[plug] Uni Course - UWA or Curtin?
Greg Mildenhall
assassin at live.wasp.net.au
Mon Nov 19 10:43:26 WST 2001
On Fri, 16 Nov 2001 fvalton_lists at yahoo.com wrote:
[Talking about UWA CS]
> Neither CS nor IT streams offer any industry experience, which at
> this late stage in my degree is something I regret.
Actually, a "practicum" (a minimum of 8 weeks' work experience in an
software-related workplace) is now a mandatory part of both the computer
science and software engineering degrees. You can still avoid it by doing
a Bachelor of Science or Bach of Comp sci. and Maths.

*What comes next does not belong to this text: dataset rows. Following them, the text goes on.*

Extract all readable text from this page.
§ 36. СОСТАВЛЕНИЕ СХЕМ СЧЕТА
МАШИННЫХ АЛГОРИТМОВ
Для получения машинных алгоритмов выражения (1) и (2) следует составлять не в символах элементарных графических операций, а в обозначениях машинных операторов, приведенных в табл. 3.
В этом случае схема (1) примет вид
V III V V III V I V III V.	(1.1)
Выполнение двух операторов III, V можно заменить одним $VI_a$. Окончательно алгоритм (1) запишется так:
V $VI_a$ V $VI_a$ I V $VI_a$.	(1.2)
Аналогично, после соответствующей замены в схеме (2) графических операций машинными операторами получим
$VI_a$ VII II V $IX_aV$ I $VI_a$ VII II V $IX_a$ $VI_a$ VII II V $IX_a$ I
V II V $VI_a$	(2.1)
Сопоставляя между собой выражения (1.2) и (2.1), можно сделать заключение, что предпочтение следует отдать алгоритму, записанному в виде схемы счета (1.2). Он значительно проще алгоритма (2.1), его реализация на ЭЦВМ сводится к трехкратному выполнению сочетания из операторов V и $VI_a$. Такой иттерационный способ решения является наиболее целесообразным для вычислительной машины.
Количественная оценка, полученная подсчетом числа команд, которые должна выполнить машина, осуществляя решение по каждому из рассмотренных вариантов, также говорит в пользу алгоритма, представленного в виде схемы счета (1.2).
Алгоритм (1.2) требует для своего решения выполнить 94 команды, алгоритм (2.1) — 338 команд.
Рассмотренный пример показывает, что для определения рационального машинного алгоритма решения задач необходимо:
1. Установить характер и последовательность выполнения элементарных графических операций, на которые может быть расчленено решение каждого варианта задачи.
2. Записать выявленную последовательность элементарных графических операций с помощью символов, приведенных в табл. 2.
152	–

> Yeah UWA has UCC. It's quite removed from the CS building though,
But it's so _close_ to the tavern. :)
> UWA's CS dept. seems to position itself as an Academic
> computing department, (you do come out with solid theoritical
> foundations)
[but]
> I'm not sure that UWA does such a good job at preparing
> it's graduates for the workplace.
Not for their first job, no, but I think it does a better job of preparing
graduates for their nth job, when none of the _technology_ they learnt at
uni is relevant anymore, but the _science_ is as it always was.
> The main languages taught (outside of academic languages such
> as Prolog or Haskell)
Haskell is actually a general-purpose language, it is just not widely used
for reasons that escape me. By proportion, it is used a lot more in
academia, mainly because academia has people that know what languages are
out there. Also because it is particularly good for teaching, but only in
the way that it is particularly good for most things.
> are VB, Java, and ANSI C.
And a disturbing trend towards Matlab for engineering-related courses.
> I did do some UNIX scripting, but that unit seems to have bitten the
> dust.
Pout. I really enjoyed that unit, too. Wrote my first sed script. :)
> The omission here is C++.
C++ is taught as a language, (as part of the second-year OOP unit) but
thankfully all later courses are now based on Java or C instead.